Christmas is an exciting time of year for everyone. It’s a holiday period in the middle of the year, but in racing we have the extra dimension of it, with so much racing coming immediately after Christmas when many people are hitting the Christmas slump.
It is a difficult time on staff, and an awful lot of effort goes into it. Christmas day in Willie’s is pretty much like a Sunday, with half the staff working that day and the other half working New Year’s Day.
But the other side of that coin is that racing is a sport and you have to realise you’re in the entertainment industry and when people are on holidays that’s when people in the entertainment industry make money.
Racing is lucky it can showcase itself as well as it does at Christmas time. To have such strong meetings at Leopardstown and Limerick over this period, we get to showcase the best of Irish racing.
My Christmas used to be so different. Since I stopped working for Paul Nicholls I haven’t been at the King George as much. What’s going on at Gatwick at the moment would have the life frightened out of me.
If I was still working for Paul I’d be trying to figure out if it was going to happen at Heathrow, where I’d be going. I don’t have the stress of that anymore, but the King George is an iconic race, one of the highlights of the whole season and I have had great luck in it with Kauto Star and enjoyed every one of them. It’s a great meeting to go to, a fabulous atmosphere and great fun.
This year’s renewal looks wide-open, with many questions to be answered by the leading contenders. The one rock-solid horse is Gold Cup winner Native River. People think he won’t have the pace for Kempton but he has loads of class.
Politologue and Waiting Patiently have to prove they stay. Bristol De Mai has looked an absolute machine around Haydock but has to prove he can back up a run at this time of year and away from that track.
Might Bite was unbelievable when he won the RSA Chase. He won this race last year before finishing runner-up in the Gold Cup but has to overcome a shocking run the last day. Thistlecrack, who looked like he had the world at his feet at one point, has to jump better than he did at Haydock.
Personally, I would like to see Waiting Patiently win for Ruth Jefferson. She inherited her father’s yard when he passed away last year. There has been a mass exodus from the yard, but this owner has stayed loyal to her, she has done a great job with the horse, and I think it would be brilliant if he could for her.
It would also be a shot in the arm for trainers in the north of England, who are struggling for good horses.

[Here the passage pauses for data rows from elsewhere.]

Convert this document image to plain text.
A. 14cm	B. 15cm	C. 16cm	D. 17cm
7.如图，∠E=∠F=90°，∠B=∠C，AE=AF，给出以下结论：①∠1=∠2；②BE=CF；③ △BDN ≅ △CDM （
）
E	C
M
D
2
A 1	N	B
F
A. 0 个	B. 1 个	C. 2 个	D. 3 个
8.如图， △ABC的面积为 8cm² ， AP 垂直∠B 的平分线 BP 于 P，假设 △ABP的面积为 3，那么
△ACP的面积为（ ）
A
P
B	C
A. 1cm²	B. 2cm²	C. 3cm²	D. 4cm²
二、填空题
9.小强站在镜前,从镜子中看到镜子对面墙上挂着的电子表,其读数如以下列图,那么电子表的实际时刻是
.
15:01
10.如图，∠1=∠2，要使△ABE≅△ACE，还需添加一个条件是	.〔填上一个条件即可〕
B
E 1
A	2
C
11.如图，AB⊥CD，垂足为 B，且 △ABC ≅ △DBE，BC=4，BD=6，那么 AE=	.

It looks like I’ll be in Limerick on St Stephen’s Day for the first time in 20-odd years. With the upgrading of the novice chase to Grade One status, it’s a great card, though I suppose if I was to be critical, I’d say the placement of a maiden hurdle for horses that have never been placed being on before the Grade One novice chase is not the best piece of planning in the world. If you have a showcase event surely you should be building the day up to it.